In total, the company has over 25 different programs in development, largely but not exclusively in the form of episodic television shows. On the movie side, Apple acquired a Sofia Coppola-directed film called On the Rocks starring her prior Lost in Translation collaborator Bill Murray, and Hala, a film about a Muslim teenager.

Additional TV shows include an eponomous comedy about poet Emily Dickinson, a world-building drama called See with Jason Momoa, a thriller from M. Night Shyamalan, a CIA drama with Brie Larson, the animated Central Park from Loren Bouchard of Bob’s Burgers, Snoopy and Charlie Brown content, and two productions from Bad Robot: a musical drama-comedy called Little Voice, and a Jennifer Garner-starring tearjerker.

Steven Spielberg spoke about the Amazing Stories reboot, saying that “we want to transport the audience with every episode,” including a rebooted episode where a World War II pilot travels through time and needs to decide whether he wants to return. Jennifer Aniston, Reese Witherspoon, and Steve Carell then came out to discuss the aforementioned dramatic workplace show, The Morning Show, followed by Jason Momoa to discuss See, a show about a post-apocalyptic world where everyone lives without sight, and vision has become a legend.

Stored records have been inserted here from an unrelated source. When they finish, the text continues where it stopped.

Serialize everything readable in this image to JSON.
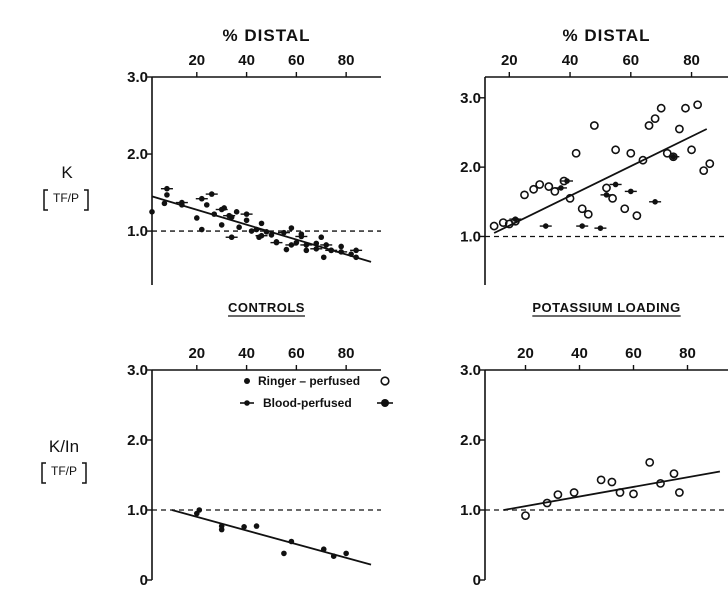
{
  "ylabel_top": {
    "main": "K",
    "sub": "TF/P"
  },
  "ylabel_bottom": {
    "main": "K/In",
    "sub": "TF/P"
  },
  "legend": {
    "ringer": "Ringer – perfused",
    "blood": "Blood-perfused"
  },
  "chart_data": [
    {
      "type": "scatter",
      "panel": "top-left",
      "title": "% DISTAL",
      "caption": "",
      "xlabel": "% DISTAL",
      "ylabel": "K [TF/P]",
      "xlim": [
        2,
        94
      ],
      "ylim": [
        0.3,
        3.0
      ],
      "x_ticks": [
        20,
        40,
        60,
        80
      ],
      "y_ticks": [
        1.0,
        2.0,
        3.0
      ],
      "y_tick_labels": [
        "1.0",
        "2.0",
        "3.0"
      ],
      "reference_line": 1.0,
      "regression": {
        "x": [
          2,
          90
        ],
        "y": [
          1.45,
          0.6
        ]
      },
      "series": [
        {
          "marker": "ringer",
          "points": [
            [
              2,
              1.25
            ],
            [
              7,
              1.36
            ],
            [
              8,
              1.47
            ],
            [
              14,
              1.34
            ],
            [
              20,
              1.17
            ],
            [
              22,
              1.02
            ],
            [
              24,
              1.34
            ],
            [
              27,
              1.22
            ],
            [
              30,
              1.08
            ],
            [
              31,
              1.3
            ],
            [
              34,
              1.18
            ],
            [
              37,
              1.05
            ],
            [
              40,
              1.14
            ],
            [
              42,
              1.0
            ],
            [
              45,
              0.92
            ],
            [
              48,
              0.99
            ],
            [
              50,
              0.95
            ],
            [
              52,
              0.86
            ],
            [
              56,
              0.76
            ],
            [
              60,
              0.85
            ],
            [
              62,
              0.96
            ],
            [
              64,
              0.75
            ],
            [
              68,
              0.84
            ],
            [
              71,
              0.66
            ],
            [
              74,
              0.75
            ],
            [
              78,
              0.8
            ],
            [
              82,
              0.7
            ],
            [
              84,
              0.66
            ],
            [
              36,
              1.25
            ],
            [
              46,
              1.1
            ],
            [
              58,
              1.04
            ],
            [
              70,
              0.92
            ]
          ]
        },
        {
          "marker": "blood",
          "points": [
            [
              8,
              1.55
            ],
            [
              14,
              1.37
            ],
            [
              22,
              1.42
            ],
            [
              26,
              1.48
            ],
            [
              30,
              1.28
            ],
            [
              33,
              1.2
            ],
            [
              34,
              0.92
            ],
            [
              40,
              1.22
            ],
            [
              44,
              1.02
            ],
            [
              46,
              0.94
            ],
            [
              52,
              0.85
            ],
            [
              55,
              0.98
            ],
            [
              58,
              0.82
            ],
            [
              62,
              0.93
            ],
            [
              64,
              0.82
            ],
            [
              68,
              0.77
            ],
            [
              72,
              0.82
            ],
            [
              74,
              0.75
            ],
            [
              78,
              0.73
            ],
            [
              84,
              0.75
            ]
          ]
        }
      ]
    },
    {
      "type": "scatter",
      "panel": "top-right",
      "title": "% DISTAL",
      "caption": "",
      "xlabel": "% DISTAL",
      "ylabel": "",
      "xlim": [
        12,
        92
      ],
      "ylim": [
        0.3,
        3.3
      ],
      "x_ticks": [
        20,
        40,
        60,
        80
      ],
      "y_ticks": [
        1.0,
        2.0,
        3.0
      ],
      "y_tick_labels": [
        "1.0",
        "2.0",
        "3.0"
      ],
      "reference_line": 1.0,
      "regression": {
        "x": [
          15,
          85
        ],
        "y": [
          1.05,
          2.55
        ]
      },
      "series": [
        {
          "marker": "ringer-open",
          "points": [
            [
              15,
              1.15
            ],
            [
              18,
              1.2
            ],
            [
              20,
              1.18
            ],
            [
              22,
              1.22
            ],
            [
              25,
              1.6
            ],
            [
              28,
              1.68
            ],
            [
              30,
              1.75
            ],
            [
              33,
              1.72
            ],
            [
              35,
              1.65
            ],
            [
              38,
              1.8
            ],
            [
              40,
              1.55
            ],
            [
              42,
              2.2
            ],
            [
              44,
              1.4
            ],
            [
              46,
              1.32
            ],
            [
              48,
              2.6
            ],
            [
              52,
              1.7
            ],
            [
              54,
              1.55
            ],
            [
              55,
              2.25
            ],
            [
              58,
              1.4
            ],
            [
              60,
              2.2
            ],
            [
              62,
              1.3
            ],
            [
              64,
              2.1
            ],
            [
              66,
              2.6
            ],
            [
              68,
              2.7
            ],
            [
              70,
              2.85
            ],
            [
              72,
              2.2
            ],
            [
              74,
              2.15
            ],
            [
              76,
              2.55
            ],
            [
              78,
              2.85
            ],
            [
              80,
              2.25
            ],
            [
              82,
              2.9
            ],
            [
              84,
              1.95
            ],
            [
              86,
              2.05
            ]
          ]
        },
        {
          "marker": "blood",
          "points": [
            [
              22,
              1.25
            ],
            [
              32,
              1.15
            ],
            [
              37,
              1.7
            ],
            [
              39,
              1.8
            ],
            [
              44,
              1.15
            ],
            [
              50,
              1.12
            ],
            [
              52,
              1.6
            ],
            [
              55,
              1.75
            ],
            [
              60,
              1.65
            ],
            [
              68,
              1.5
            ],
            [
              74,
              2.15
            ]
          ]
        }
      ]
    },
    {
      "type": "scatter",
      "panel": "bottom-left",
      "title": "",
      "caption": "CONTROLS",
      "xlabel": "",
      "ylabel": "K/In [TF/P]",
      "xlim": [
        2,
        94
      ],
      "ylim": [
        0.0,
        3.0
      ],
      "x_ticks": [
        20,
        40,
        60,
        80
      ],
      "y_ticks": [
        0,
        1.0,
        2.0,
        3.0
      ],
      "y_tick_labels": [
        "0",
        "1.0",
        "2.0",
        "3.0"
      ],
      "reference_line": 1.0,
      "regression": {
        "x": [
          10,
          90
        ],
        "y": [
          1.0,
          0.22
        ]
      },
      "series": [
        {
          "marker": "ringer",
          "points": [
            [
              20,
              0.95
            ],
            [
              21,
              1.0
            ],
            [
              30,
              0.72
            ],
            [
              30,
              0.77
            ],
            [
              39,
              0.76
            ],
            [
              44,
              0.77
            ],
            [
              55,
              0.38
            ],
            [
              58,
              0.55
            ],
            [
              71,
              0.44
            ],
            [
              75,
              0.34
            ],
            [
              80,
              0.38
            ]
          ]
        }
      ]
    },
    {
      "type": "scatter",
      "panel": "bottom-right",
      "title": "",
      "caption": "POTASSIUM LOADING",
      "xlabel": "",
      "ylabel": "",
      "xlim": [
        5,
        95
      ],
      "ylim": [
        0.0,
        3.0
      ],
      "x_ticks": [
        20,
        40,
        60,
        80
      ],
      "y_ticks": [
        0,
        1.0,
        2.0,
        3.0
      ],
      "y_tick_labels": [
        "0",
        "1.0",
        "2.0",
        "3.0"
      ],
      "reference_line": 1.0,
      "regression": {
        "x": [
          12,
          92
        ],
        "y": [
          1.0,
          1.55
        ]
      },
      "series": [
        {
          "marker": "ringer-open",
          "points": [
            [
              20,
              0.92
            ],
            [
              28,
              1.1
            ],
            [
              32,
              1.22
            ],
            [
              38,
              1.25
            ],
            [
              48,
              1.43
            ],
            [
              52,
              1.4
            ],
            [
              55,
              1.25
            ],
            [
              60,
              1.23
            ],
            [
              66,
              1.68
            ],
            [
              70,
              1.38
            ],
            [
              75,
              1.52
            ],
            [
              77,
              1.25
            ]
          ]
        }
      ]
    }
  ]
}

Kumail Nanjiani spoke at length about Little America, a show where the majority of the writers are either immigrants or the children of immigrants — and episodes range from comedic to romantic and dramatic. “The immigrant dream is the American dream,” said Nanjiani, saying that the show will help eliminate the sense of “the other” when people are dealing with other people.

In a more lighthearted announcement, Sesame Street’s Big Bird introduced a friend named Cody to reveal that Apple has teamed up with the Sesame Workshop to develop a new kids’ TV show called Helpsters. Helpsters will teach kids the basic skills behind coding to solve problems — to “change the world in their own special way.” J.J. Abrams and Sara Bareilles wrapped the promos by talking about a show that will discuss the singer’s experiences in New York City.

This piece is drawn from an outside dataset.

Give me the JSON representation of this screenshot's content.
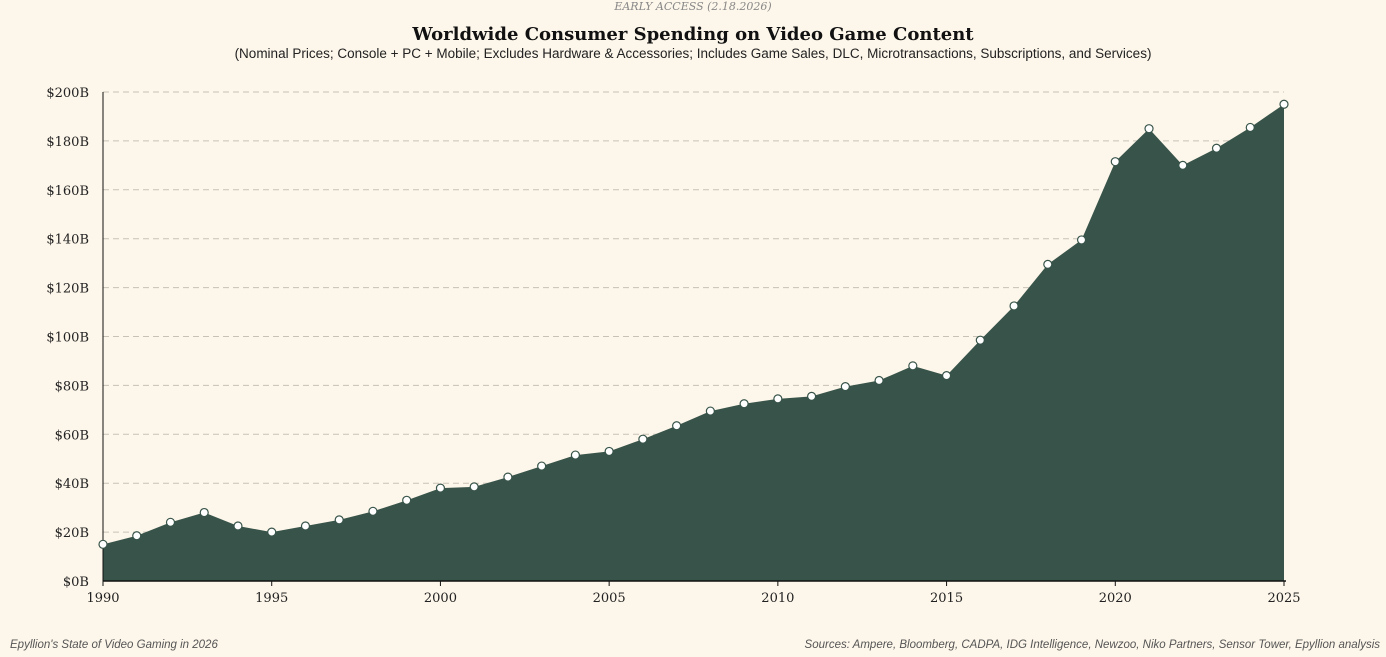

It’s worth noting that Apple has sought to keep all of the content “family-friendly” so that it could be shown off in its retail stores, a decision that reportedly upset some of the company’s development partners, though there was unsurprisingly no tension on display at the event — which also skipped individual trailers for the shows, featuring only a sizzle reel. Consequently, it may well remain unclear until later whether prior reports of quality concerns about the products were accurate or overblown.

The event’s TV announcements ended with an appearance from Oprah Winfrey. “There has never been a moment quite like this one,” Winfrey said, where “we have this unique opportunity to rise to the best of ourselves… that’s why I’ve joined forces with Apple… in order to serve this moment.” This is an opportunity to make a genuine impact, she said, using a global platform for communication to provoke meaningful change, starting with two documentary series.

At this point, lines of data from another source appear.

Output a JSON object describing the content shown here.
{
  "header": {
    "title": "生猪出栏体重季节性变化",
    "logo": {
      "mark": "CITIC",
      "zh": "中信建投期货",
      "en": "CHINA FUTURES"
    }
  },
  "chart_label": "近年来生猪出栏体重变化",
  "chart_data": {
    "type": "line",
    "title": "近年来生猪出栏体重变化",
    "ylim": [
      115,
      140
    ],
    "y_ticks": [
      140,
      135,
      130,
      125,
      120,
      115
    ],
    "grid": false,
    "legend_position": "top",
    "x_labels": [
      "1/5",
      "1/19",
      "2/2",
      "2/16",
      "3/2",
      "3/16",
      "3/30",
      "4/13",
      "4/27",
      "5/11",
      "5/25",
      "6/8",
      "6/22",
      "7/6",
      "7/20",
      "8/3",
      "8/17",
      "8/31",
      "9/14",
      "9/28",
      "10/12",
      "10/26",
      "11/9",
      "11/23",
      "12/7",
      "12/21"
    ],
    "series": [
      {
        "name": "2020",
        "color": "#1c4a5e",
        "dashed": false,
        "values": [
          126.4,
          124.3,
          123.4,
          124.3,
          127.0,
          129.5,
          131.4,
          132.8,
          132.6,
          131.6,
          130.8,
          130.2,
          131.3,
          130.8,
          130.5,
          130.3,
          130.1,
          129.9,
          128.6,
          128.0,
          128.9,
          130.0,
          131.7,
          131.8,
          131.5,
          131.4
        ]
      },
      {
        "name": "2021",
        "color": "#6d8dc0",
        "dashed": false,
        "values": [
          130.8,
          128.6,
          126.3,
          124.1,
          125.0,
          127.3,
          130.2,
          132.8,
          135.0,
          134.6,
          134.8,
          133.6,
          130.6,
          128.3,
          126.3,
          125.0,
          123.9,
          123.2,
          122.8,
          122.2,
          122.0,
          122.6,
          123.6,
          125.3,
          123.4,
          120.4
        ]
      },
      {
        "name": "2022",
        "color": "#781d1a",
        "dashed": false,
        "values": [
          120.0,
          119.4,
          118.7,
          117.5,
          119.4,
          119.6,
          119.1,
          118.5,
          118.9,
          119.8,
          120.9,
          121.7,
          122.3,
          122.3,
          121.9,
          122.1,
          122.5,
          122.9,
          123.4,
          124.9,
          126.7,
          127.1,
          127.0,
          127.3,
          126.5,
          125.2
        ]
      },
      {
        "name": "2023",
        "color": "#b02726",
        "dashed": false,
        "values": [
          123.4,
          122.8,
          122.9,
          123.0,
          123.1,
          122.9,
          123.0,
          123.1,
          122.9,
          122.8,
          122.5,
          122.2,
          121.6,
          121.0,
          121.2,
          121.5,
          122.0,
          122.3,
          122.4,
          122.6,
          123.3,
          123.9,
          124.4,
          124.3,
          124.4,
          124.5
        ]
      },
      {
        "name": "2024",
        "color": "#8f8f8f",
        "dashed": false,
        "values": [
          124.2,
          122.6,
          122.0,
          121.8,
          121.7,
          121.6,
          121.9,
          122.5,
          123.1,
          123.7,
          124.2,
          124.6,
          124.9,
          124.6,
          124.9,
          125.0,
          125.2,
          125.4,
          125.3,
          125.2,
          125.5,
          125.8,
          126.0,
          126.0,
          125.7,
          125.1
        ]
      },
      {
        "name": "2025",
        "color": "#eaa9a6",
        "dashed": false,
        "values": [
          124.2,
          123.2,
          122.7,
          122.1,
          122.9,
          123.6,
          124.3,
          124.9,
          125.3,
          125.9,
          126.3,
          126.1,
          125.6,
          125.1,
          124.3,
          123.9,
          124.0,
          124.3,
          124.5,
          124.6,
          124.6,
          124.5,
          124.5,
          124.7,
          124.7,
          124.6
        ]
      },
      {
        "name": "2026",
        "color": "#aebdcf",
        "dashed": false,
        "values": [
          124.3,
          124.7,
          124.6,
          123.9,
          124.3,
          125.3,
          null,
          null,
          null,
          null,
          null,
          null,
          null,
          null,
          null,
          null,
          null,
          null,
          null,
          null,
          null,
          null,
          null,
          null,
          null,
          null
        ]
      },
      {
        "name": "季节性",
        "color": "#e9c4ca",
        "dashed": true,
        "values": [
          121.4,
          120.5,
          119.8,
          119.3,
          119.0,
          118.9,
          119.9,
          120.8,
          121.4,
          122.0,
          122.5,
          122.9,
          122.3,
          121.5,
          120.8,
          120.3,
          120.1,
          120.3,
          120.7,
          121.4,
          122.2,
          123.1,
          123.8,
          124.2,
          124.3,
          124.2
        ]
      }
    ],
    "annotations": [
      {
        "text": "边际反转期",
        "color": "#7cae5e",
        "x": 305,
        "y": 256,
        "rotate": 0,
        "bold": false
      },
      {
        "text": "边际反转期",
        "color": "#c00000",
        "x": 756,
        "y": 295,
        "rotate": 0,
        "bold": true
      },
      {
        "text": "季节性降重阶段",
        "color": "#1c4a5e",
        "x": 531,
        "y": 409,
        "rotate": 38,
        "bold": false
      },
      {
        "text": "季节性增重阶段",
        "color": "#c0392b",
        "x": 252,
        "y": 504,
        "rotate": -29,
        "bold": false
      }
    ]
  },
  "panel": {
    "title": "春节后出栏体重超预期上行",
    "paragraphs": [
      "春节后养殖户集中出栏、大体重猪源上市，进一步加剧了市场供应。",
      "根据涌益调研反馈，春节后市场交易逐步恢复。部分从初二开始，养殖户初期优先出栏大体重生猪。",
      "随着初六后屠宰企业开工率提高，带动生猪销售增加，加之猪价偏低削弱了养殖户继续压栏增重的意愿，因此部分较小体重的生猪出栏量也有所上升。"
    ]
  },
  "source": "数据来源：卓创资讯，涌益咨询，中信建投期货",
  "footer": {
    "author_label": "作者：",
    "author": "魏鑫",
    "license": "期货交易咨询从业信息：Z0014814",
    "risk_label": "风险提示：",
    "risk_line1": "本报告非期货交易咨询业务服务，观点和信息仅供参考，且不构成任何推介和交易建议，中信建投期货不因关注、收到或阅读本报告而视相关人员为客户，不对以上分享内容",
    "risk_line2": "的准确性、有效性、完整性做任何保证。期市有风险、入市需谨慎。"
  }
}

One of Oprah’s documentaries will be Toxic Labor, focused on sexual harassment in the workplace, while the other will be on mental health — including how lives are being devastated across the globe. Oprah wants to replace cultural shame over these topics with wisdom, compassion, and honesty. She also plans to launch her largest book club ever with the partnership.

Apple TV+ will be advertising-free, available for online and offline viewing, across 100+ countries. The company says it was just offering a sneak peek: The service is coming this fall, with no specified pricing.